• Every year 17th October is observed as International Day for the eradication of Poverty.
  • Its observance started in 1992 with the adoption of UN resolution.
  • The theme for the year 2020 is “Acting Together to Achieve Social and Environmental Justice for All”



  • More than 90% countries have reported a dip in per capita income because of Covid-19 and the ensuing economic disruptions.
  • More than 115 million new poor have been added to the world, and their spread is universal, from the rich Europe to the already poor Asia and from rural to urban areas.
  • According to the latest “Poverty and Shared Prosperity Report” by the world bank, the Covid-19 pandemic is estimated to push an additional 88 million to 115 million people into extreme poverty this year, with the total rising to as many as 150 million by 2021.
  • Beyond Income Poverty: India and Nigeria are two countries that host the world’s largest number of poor.
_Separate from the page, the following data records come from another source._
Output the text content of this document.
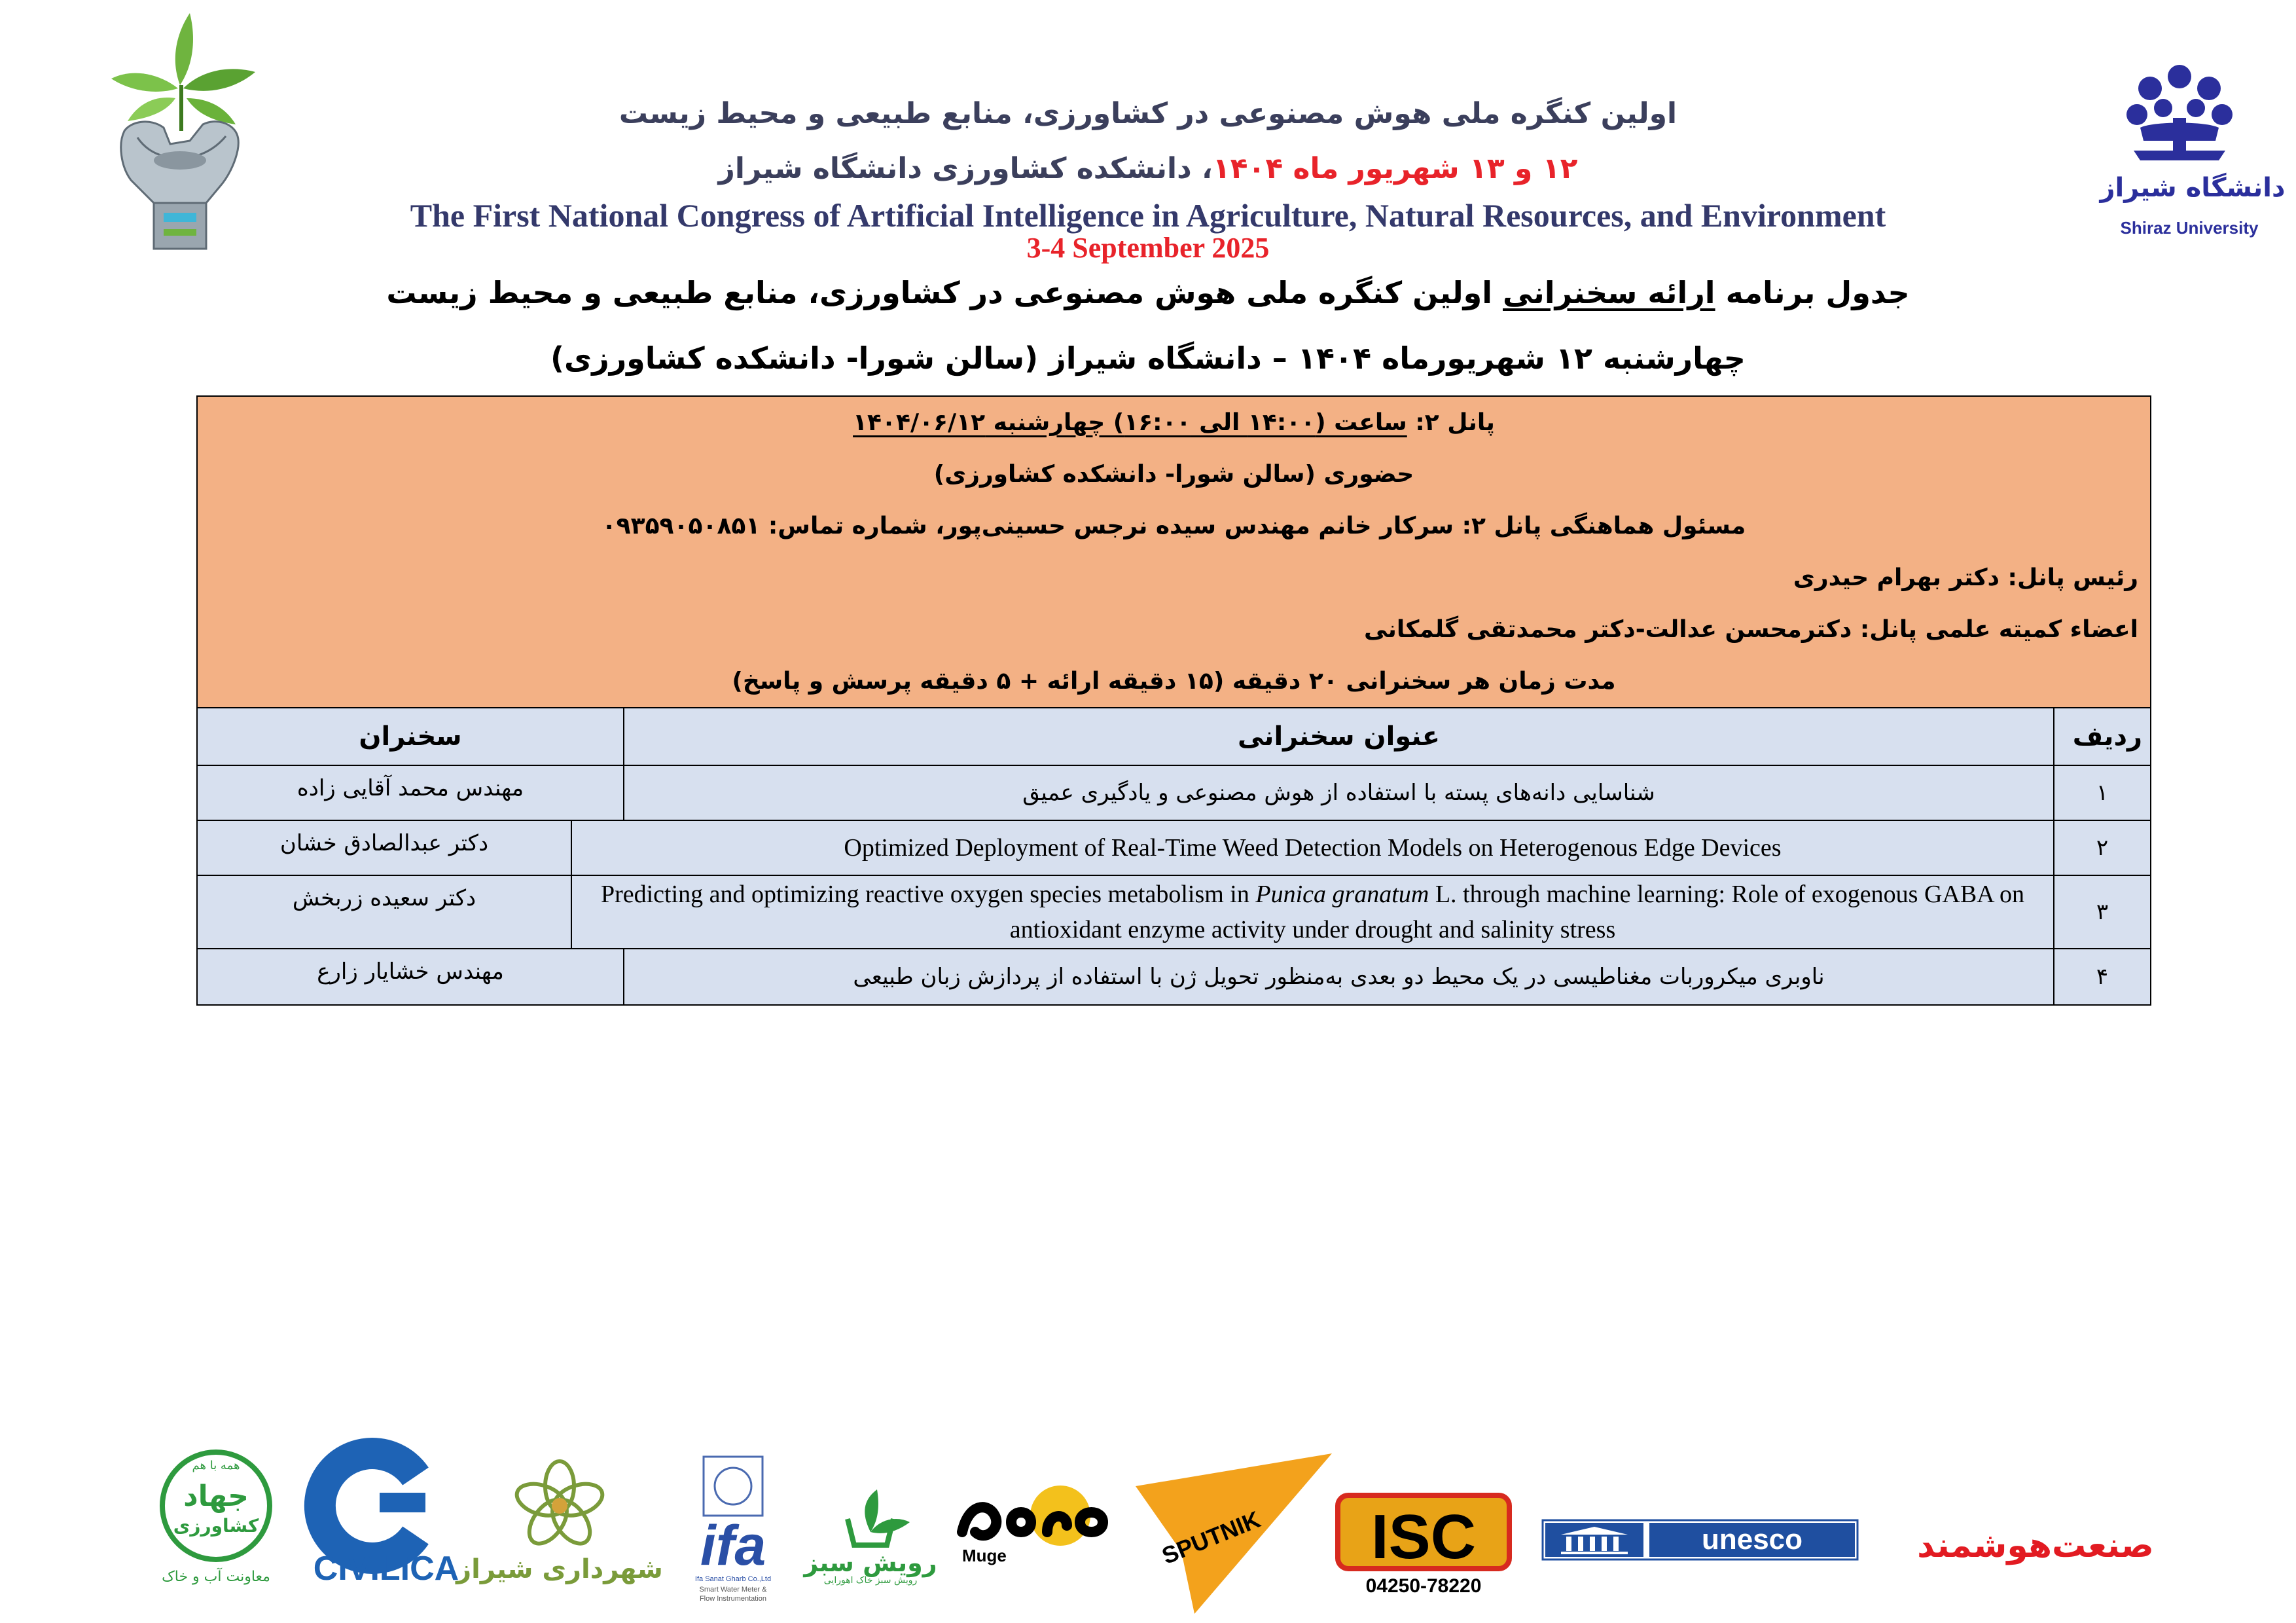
دانشگاه شیراز
Shiraz University
اولین کنگره ملی هوش مصنوعی در کشاورزی، منابع طبیعی و محیط زیست
۱۲ و ۱۳ شهریور ماه ۱۴۰۴، دانشکده کشاورزی دانشگاه شیراز
The First National Congress of Artificial Intelligence in Agriculture, Natural Resources, and Environment
3-4 September 2025
جدول برنامه ارائه سخنرانی اولین کنگره ملی هوش مصنوعی در کشاورزی، منابع طبیعی و محیط زیست
چهارشنبه ۱۲ شهریورماه ۱۴۰۴ – دانشگاه شیراز (سالن شورا- دانشکده کشاورزی)
پانل ۲: ساعت (۱۴:۰۰ الی ۱۶:۰۰) چهارشنبه ۱۴۰۴/۰۶/۱۲
حضوری (سالن شورا- دانشکده کشاورزی)
مسئول هماهنگی پانل ۲: سرکار خانم مهندس سیده نرجس حسینی‌پور، شماره تماس: ۰۹۳۵۹۰۵۰۸۵۱
رئیس پانل: دکتر بهرام حیدری
اعضاء کمیته علمی پانل: دکترمحسن عدالت-دکتر محمدتقی گلمکانی
مدت زمان هر سخنرانی ۲۰ دقیقه (۱۵ دقیقه ارائه + ۵ دقیقه پرسش و پاسخ)
ردیف
عنوان سخنرانی
سخنران
۱
شناسایی دانه‌های پسته با استفاده از هوش مصنوعی و یادگیری عمیق
مهندس محمد آقایی زاده
۲
Optimized Deployment of Real-Time Weed Detection Models on Heterogenous Edge Devices
دکتر عبدالصادق خشان
۳
Predicting and optimizing reactive oxygen species metabolism in Punica granatum L. through machine learning: Role of exogenous GABA on antioxidant enzyme activity under drought and salinity stress
دکتر سعیده زربخش
۴
ناوبری میکروربات مغناطیسی در یک محیط دو بعدی به‌منظور تحویل ژن با استفاده از پردازش زبان طبیعی
مهندس خشایار زارع
همه با هم
جهاد
کشاورزی
معاونت آب و خاک CIVILICA
شهرداری شیراز ifa
Ifa Sanat Gharb Co.,Ltd
Smart Water Meter &
Flow Instrumentation
رویش سبز
رویش سبز خاک اهورایی
Muge	SPUTNIK ISC
04250-78220
unesco	صنعت‌هوشمند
Here, the poor live in very ecologically fragile areas. This makes poverty not alone an income related aspect as economists and politicians consider.



  • In India, the poorest regions are invariably the forested areas of the country in states like Chhattisgarh, Jharkhand and Madhya Pradesh.
  • Some 275 million people in India depend on forest for subsistence. In the country’s poorest regions, forests provide up to 30% of their total income. This is more than agriculture and other sources of income.
  • At the global level, just five countries—India, Bangladesh, Nigeria, Ethiopia and the Democratic Republic of Congo— account for half of the extreme poor in the world. Paradoxically, the above five countries, barring Congo, are also witnessing rapid economic growth.
  • Various estimates say the natural capital accounts for 9% of wealth globally, but it accounts for 47% of the wealth in low income countries. This shows the dependence of people on natural resources in developing and poor countries.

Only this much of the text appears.